Beredar Kabar Pertalite Tidak Dijual lagi, Wamen BUMN Bilang Begini
JAKARTA – Wakil Menteri Badan Usaha Milik Negara (BUMN) Kartika Wirjoatmodjo membantah kabar yang dimaksud beredar dalam media sosial terkait BBM Pertalite yang dimaksud tidak ada akan dijual lagi dalam SPBU PT Pertamina (Persero). Ia menegaskan bahwa Pertalite akan teteap dijual oleh Pertamina.
“Pertalite? Tidak ada, tiada ada (penghentian),” jelas pria yang dimaksud akrab disapa Tiko ketika ditemui usai Acara Dialog bertemakan Optimisme Global Usaha pada Bermitra lalu Menyongsong Pemerintahan Prabowo-Gibran, yang tersebut diselenggarakan pada Hutan Pusat Kota Plataran, Senayan, Jakarta, Hari Sabtu (31/8/2024).
Menurut Tiko, isu mengenai Pertalite yang mana pada masa kini bukan dijual lagi di area beberapa SPBU bukanlah bertujuan untuk menghentikan transaksi jual beli BBM yang memiliki nilai Research Octane Number (RON) 90 tersebut.
Tiko menekankan bahwa hal yang mana pada waktu ini sedang diadakan pemerintah yaitu menggerakkan total pendaftar pada MyPertamina.
“Engga-engga, itu sebenernya tidak ada ada penghentian , lantaran kita sedang mengupayakan registrasi MyPertamina. Jadi supaya kita dorong sekarang adalah proses registrasi supaya penduduk pengguna BBM Pertalite, Solar, itu menggunakan MyPertamina. Sehingga nanti bisa jadi mendapatkan alokasi subsidi yang mana sesuai denganjenis kendaraannya,” papar Tiko.

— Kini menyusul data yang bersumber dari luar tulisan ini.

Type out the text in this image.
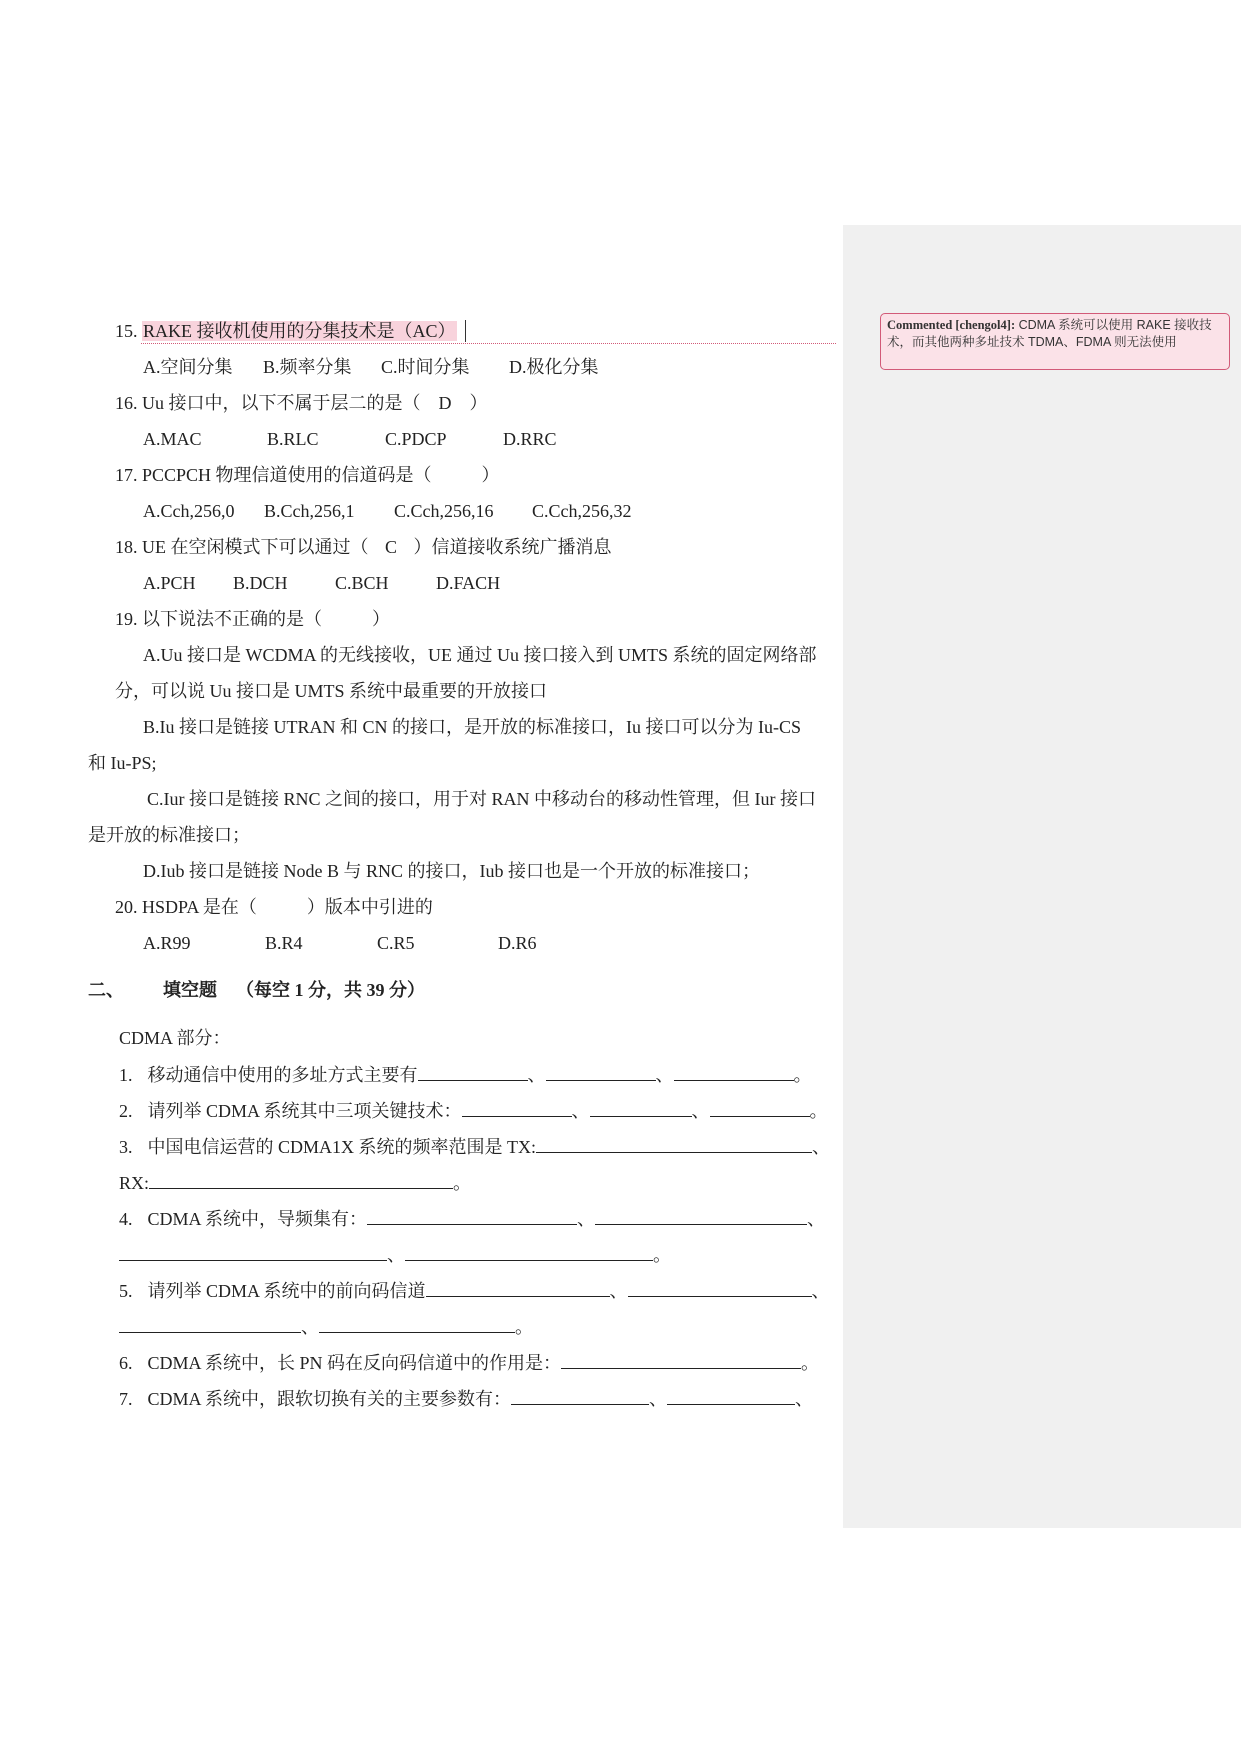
Commented [chengol4]: CDMA 系统可以使用 RAKE 接收技术，而其他两种多址技术 TDMA、FDMA 则无法使用
15. RAKE 接收机使用的分集技术是（AC）
A.空间分集 B.频率分集 C.时间分集 D.极化分集
16. Uu 接口中，以下不属于层二的是（ D ）
A.MAC	B.RLC	C.PDCP	D.RRC
17. PCCPCH 物理信道使用的信道码是（	）
A.Cch,256,0 B.Cch,256,1 C.Cch,256,16 C.Cch,256,32
18. UE 在空闲模式下可以通过（ C ）信道接收系统广播消息
A.PCH B.DCH	C.BCH	D.FACH
19. 以下说法不正确的是（	）
A.Uu 接口是 WCDMA 的无线接收，UE 通过 Uu 接口接入到 UMTS 系统的固定网络部
分，可以说 Uu 接口是 UMTS 系统中最重要的开放接口
B.Iu 接口是链接 UTRAN 和 CN 的接口，是开放的标准接口，Iu 接口可以分为 Iu-CS
和 Iu-PS;
C.Iur 接口是链接 RNC 之间的接口，用于对 RAN 中移动台的移动性管理，但 Iur 接口
是开放的标准接口；
D.Iub 接口是链接 Node B 与 RNC 的接口，Iub 接口也是一个开放的标准接口；
20. HSDPA 是在（	）版本中引进的
A.R99	B.R4	C.R5	D.R6
二、 填空题 （每空 1 分，共 39 分）
CDMA 部分：
1. 移动通信中使用的多址方式主要有	、	、	。
2. 请列举 CDMA 系统其中三项关键技术：	、	、	。
3. 中国电信运营的 CDMA1X 系统的频率范围是 TX:	、
RX:	。
4. CDMA 系统中，导频集有：	、	、
、	。
5. 请列举 CDMA 系统中的前向码信道	、	、
、	。
6. CDMA 系统中，长 PN 码在反向码信道中的作用是：	。
7. CDMA 系统中，跟软切换有关的主要参数有：	、	、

Diberitakan sebelumnya, PT Pertamina Patra Niaga menegaskan Bahan Bakar Minyak (BBM) jenis Pertalite tersedia di tempat 7.516 SPBU atau sebanyak 97 persen dari total 7.751 SPBU Pertamina dalam seluruh wilayah Indonesia.
Corporate Secretary Pertamina Patra Niaga Heppy Wulansari memohon publik tiada perlu khawatir akan ketersediaan Pertalite di tempat setiap wilayah.

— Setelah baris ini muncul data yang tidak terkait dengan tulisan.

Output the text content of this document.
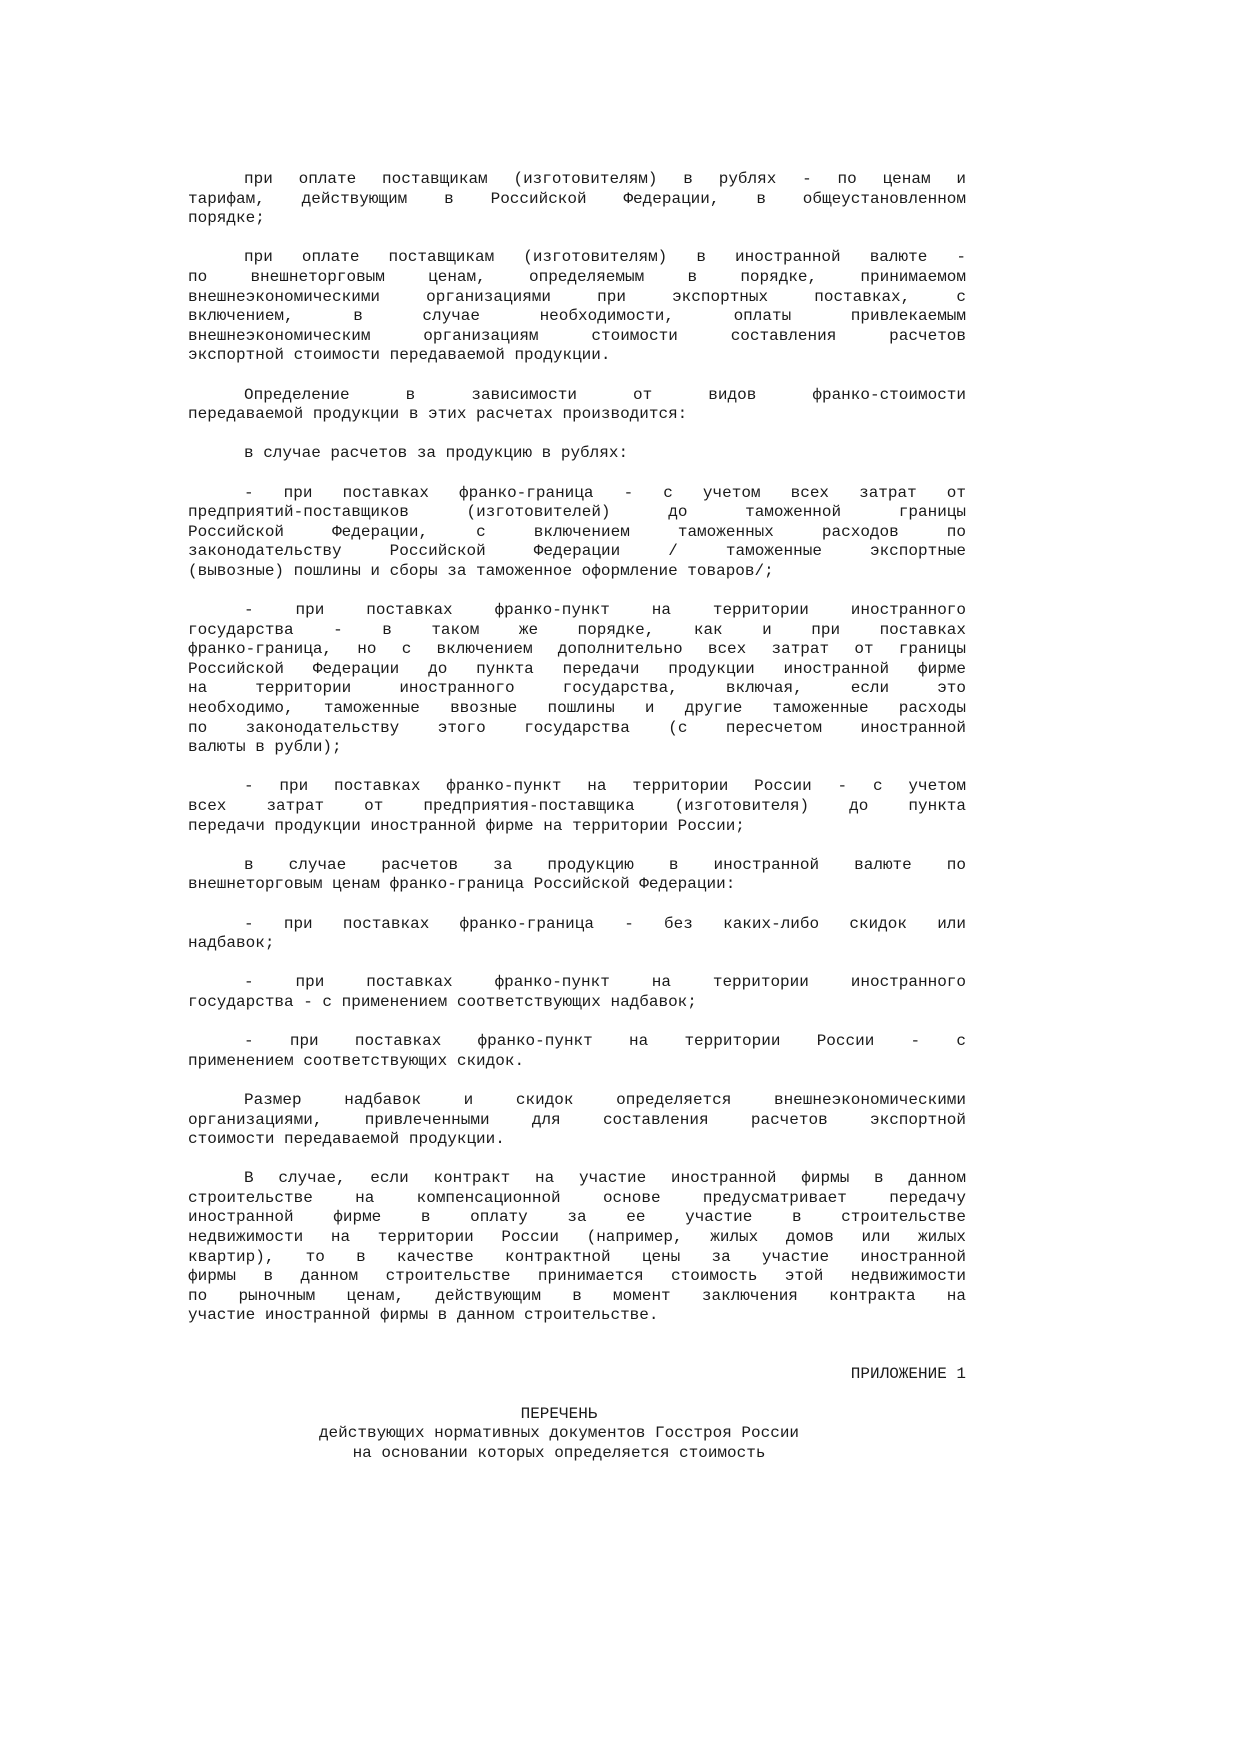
при оплате поставщикам (изготовителям) в рублях - по ценам и
тарифам, действующим в Российской Федерации, в общеустановленном
порядке;
при оплате поставщикам (изготовителям) в иностранной валюте -
по внешнеторговым ценам, определяемым в порядке, принимаемом
внешнеэкономическими организациями при экспортных поставках, с
включением, в случае необходимости, оплаты привлекаемым
внешнеэкономическим организациям стоимости составления расчетов
экспортной стоимости передаваемой продукции.
Определение в зависимости от видов франко-стоимости
передаваемой продукции в этих расчетах производится:
в случае расчетов за продукцию в рублях:
- при поставках франко-граница - с учетом всех затрат от
предприятий-поставщиков (изготовителей) до таможенной границы
Российской Федерации, с включением таможенных расходов по
законодательству Российской Федерации / таможенные экспортные
(вывозные) пошлины и сборы за таможенное оформление товаров/;
- при поставках франко-пункт на территории иностранного
государства - в таком же порядке, как и при поставках
франко-граница, но с включением дополнительно всех затрат от границы
Российской Федерации до пункта передачи продукции иностранной фирме
на территории иностранного государства, включая, если это
необходимо, таможенные ввозные пошлины и другие таможенные расходы
по законодательству этого государства (с пересчетом иностранной
валюты в рубли);
- при поставках франко-пункт на территории России - с учетом
всех затрат от предприятия-поставщика (изготовителя) до пункта
передачи продукции иностранной фирме на территории России;
в случае расчетов за продукцию в иностранной валюте по
внешнеторговым ценам франко-граница Российской Федерации:
- при поставках франко-граница - без каких-либо скидок или
надбавок;
- при поставках франко-пункт на территории иностранного
государства - с применением соответствующих надбавок;
- при поставках франко-пункт на территории России - с
применением соответствующих скидок.
Размер надбавок и скидок определяется внешнеэкономическими
организациями, привлеченными для составления расчетов экспортной
стоимости передаваемой продукции.
В случае, если контракт на участие иностранной фирмы в данном
строительстве на компенсационной основе предусматривает передачу
иностранной фирме в оплату за ее участие в строительстве
недвижимости на территории России (например, жилых домов или жилых
квартир), то в качестве контрактной цены за участие иностранной
фирмы в данном строительстве принимается стоимость этой недвижимости
по рыночным ценам, действующим в момент заключения контракта на
участие иностранной фирмы в данном строительстве.
ПРИЛОЖЕНИЕ 1
ПЕРЕЧЕНЬ
действующих нормативных документов Госстроя России
на основании которых определяется стоимость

“Pertalite masih tersedia pada setiap wilayah, kalaupun ada yang digunakan bukan menjual, itu hanya sekali sekitar 3% dari total SPBU di area seluruh Indonesia,” jelas Heppy di keterangan resminya, Hari Sabtu (31/8/2024).

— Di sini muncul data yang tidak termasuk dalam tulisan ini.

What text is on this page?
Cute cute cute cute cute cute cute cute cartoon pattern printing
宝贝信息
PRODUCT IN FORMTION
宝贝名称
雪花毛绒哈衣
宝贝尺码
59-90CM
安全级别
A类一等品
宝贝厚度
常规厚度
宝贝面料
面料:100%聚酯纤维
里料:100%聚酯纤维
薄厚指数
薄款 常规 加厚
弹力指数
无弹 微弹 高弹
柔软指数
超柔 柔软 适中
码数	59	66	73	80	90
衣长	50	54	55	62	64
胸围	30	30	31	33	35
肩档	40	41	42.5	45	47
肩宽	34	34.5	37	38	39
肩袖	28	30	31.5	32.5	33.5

Lebih lanjut, Heppy menjelaskan bahwa SPBU yang tersebut mengedarkan Pertalite diatur oleh BPH (Badan Pengatur Hilir) Migas dengan berbagai pertimbangan. SPBU yang digunakan tidak ada mengedarkan Pertalite mayoritas berada di dalam lokasi komersial, lokasi pemukiman menengah, tidak ada dilewati jalur transportasi masyarakat dan juga juga berlaku untuk SPBU baru.